The letter is handled really well in this version. We see both Darcy’s determination to write it, staying up all night, and then Elizabeth’s reactions to it (’Insufferable presumption!’). And then the irony of her visit to Pemberley, when the housekeeper is praising Darcy to the skies, Mrs Gardiner is very confused and Elizabeth is unable to explain the discrepancy. And then the awkwardness of meeting Darcy again, his overwhelming civility and the way Mrs Gardiner immediately jumps to the obvious conclusion. This was all wonderful. And the meeting with Miss Darcy and Mr Bingley at the inn is perfect.

If I have any complaint at all about the later scenes, it is that the proposal falls short of expectations. Yes, it’s exactly as per the book, but, given the passion of earlier scenes – the first proposal, that moment of revelation in the inn when Elizabeth has just discovered Lydia’s folly, and the spirited debate with Lady Catherine – the final proposal really needs some fireworks. It needed it in the book, too, and it’s one of very few instances where I’d have been in favour of a little artistic licence.

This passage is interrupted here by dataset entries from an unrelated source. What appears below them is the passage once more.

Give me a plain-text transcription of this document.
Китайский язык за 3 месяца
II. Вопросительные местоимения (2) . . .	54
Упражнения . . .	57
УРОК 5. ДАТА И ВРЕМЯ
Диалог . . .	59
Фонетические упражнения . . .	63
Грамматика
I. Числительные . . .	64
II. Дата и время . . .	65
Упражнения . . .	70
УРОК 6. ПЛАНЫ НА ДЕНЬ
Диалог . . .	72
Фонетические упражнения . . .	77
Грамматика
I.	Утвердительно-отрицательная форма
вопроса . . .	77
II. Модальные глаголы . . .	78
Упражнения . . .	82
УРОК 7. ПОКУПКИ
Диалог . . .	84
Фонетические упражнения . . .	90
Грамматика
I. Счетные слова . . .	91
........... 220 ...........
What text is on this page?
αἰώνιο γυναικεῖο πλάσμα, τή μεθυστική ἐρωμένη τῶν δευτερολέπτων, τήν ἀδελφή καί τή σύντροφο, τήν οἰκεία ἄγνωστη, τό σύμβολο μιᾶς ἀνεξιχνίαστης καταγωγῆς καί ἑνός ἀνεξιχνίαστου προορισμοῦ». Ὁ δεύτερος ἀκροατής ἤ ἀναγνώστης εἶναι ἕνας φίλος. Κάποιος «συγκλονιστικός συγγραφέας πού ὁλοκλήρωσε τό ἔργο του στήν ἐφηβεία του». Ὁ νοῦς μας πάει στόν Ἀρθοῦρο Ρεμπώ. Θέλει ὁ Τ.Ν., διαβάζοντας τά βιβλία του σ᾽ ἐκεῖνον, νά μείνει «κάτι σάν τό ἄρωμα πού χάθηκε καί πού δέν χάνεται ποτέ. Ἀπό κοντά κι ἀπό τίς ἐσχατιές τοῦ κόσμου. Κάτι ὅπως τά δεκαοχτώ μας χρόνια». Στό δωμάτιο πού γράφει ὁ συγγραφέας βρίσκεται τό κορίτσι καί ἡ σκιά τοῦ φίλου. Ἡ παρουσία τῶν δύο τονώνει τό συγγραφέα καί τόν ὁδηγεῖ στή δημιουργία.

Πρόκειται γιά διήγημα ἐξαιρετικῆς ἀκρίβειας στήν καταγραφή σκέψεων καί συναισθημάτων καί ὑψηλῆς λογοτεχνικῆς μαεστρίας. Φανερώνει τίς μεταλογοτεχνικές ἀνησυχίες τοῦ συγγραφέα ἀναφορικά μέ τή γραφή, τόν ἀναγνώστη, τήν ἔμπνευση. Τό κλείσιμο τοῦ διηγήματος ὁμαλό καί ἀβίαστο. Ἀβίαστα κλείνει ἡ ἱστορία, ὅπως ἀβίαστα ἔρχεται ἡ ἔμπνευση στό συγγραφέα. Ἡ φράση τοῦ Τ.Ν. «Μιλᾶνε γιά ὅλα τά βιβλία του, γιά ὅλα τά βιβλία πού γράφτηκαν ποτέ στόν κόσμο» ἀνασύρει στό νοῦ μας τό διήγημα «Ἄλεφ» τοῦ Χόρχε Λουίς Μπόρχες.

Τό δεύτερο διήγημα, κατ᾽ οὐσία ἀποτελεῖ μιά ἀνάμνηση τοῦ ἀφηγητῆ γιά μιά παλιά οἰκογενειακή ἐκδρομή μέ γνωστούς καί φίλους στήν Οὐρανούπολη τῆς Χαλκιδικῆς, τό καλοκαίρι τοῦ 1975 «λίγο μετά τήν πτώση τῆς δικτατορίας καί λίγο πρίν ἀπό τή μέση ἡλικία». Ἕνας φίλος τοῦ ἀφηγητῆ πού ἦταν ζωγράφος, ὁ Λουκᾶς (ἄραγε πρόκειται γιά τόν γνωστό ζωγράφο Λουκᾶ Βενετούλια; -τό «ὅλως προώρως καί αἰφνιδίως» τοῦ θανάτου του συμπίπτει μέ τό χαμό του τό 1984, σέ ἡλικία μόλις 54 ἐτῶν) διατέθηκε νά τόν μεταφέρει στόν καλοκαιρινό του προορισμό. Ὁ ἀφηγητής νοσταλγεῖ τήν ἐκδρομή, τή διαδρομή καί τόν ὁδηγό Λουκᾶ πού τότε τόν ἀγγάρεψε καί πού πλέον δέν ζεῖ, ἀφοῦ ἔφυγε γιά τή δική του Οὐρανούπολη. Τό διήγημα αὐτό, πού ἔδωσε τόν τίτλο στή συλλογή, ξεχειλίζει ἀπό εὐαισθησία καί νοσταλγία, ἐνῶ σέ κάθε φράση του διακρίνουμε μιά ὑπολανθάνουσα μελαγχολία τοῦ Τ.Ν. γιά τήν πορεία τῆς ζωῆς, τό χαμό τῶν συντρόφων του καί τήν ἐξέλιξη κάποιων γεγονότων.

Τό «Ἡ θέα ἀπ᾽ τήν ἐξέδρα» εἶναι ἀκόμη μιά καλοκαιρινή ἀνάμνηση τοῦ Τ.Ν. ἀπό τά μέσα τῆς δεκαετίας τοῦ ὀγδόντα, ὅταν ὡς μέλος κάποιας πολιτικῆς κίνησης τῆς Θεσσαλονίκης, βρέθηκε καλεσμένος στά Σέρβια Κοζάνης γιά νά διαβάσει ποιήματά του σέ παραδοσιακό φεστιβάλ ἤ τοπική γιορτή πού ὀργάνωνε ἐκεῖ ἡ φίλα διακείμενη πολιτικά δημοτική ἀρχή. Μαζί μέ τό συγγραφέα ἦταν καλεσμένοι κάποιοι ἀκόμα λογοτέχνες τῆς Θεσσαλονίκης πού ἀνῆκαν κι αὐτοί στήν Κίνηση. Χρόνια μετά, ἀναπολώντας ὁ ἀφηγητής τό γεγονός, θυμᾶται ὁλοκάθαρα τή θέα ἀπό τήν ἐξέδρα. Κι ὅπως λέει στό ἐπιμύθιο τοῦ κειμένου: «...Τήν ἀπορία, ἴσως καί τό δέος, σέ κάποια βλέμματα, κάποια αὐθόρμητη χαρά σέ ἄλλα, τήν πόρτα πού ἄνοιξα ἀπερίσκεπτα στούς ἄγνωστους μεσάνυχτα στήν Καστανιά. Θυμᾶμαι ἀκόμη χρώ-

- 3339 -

But that apart, this version is, to my mind, well-nigh perfect. It stays true to the words and the spirit of the original, it captures the essence of all the characters, the acting, settings and costumes are awesome, and it gives the story the room it needs to breathe. The ensemble scenes, like the Meryton assembly and the ball at Netherfield are handled brilliantly, with little vignettes constantly firing off in the background, and all the major scenes are beautifully done. Scarcely a mis-step in the whole production.